Pain progression was also associated with higher peak PFJ stress in the second half of stance; that association was not statistically significant, but may be clinically relevant, Teng said.

“Prevention and rehabilitation protocols should focus on patellofemoral joint loading during the entire stance phase,” she said.
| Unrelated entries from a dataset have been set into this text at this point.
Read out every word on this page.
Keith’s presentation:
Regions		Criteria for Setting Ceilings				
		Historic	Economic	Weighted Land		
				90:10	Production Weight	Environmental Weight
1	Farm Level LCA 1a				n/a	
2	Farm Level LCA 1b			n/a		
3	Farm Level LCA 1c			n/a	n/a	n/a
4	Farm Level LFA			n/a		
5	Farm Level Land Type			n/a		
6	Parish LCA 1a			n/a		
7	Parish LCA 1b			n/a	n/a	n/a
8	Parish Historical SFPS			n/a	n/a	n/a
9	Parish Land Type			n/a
Chang and Teng both emphasized the need for PFOA interventions to decrease knee flexion moment, which could include increasing step rate, decreasing walking speed, or wearing flat shoes instead of heels. The Northwestern findings also suggest there could be a benefit to increasing knee joint flexion angle during gait, Chang said, but noted that patients may need neuromotor training to learn to use any additional joint range of motion they achieve.

Sources:

Chang AH, Chmiel JS, Almagor O, et al. Baseline knee sagittal dynamic joint stiffness during gait is associated with 2-year patellofemoral cartilage damage progression in knee osteoarthritis. J Orthop Sports Phys Ther 2016; 46(1):A5.

Teng H-L, MacLeod TD, Nardo L, et al. Association between patellofemoral joint stress during gait and symptomatic progression in people with patellofemoral joint osteoarthritis. J Orthop Sports Phys Ther 2016;46(1):A26.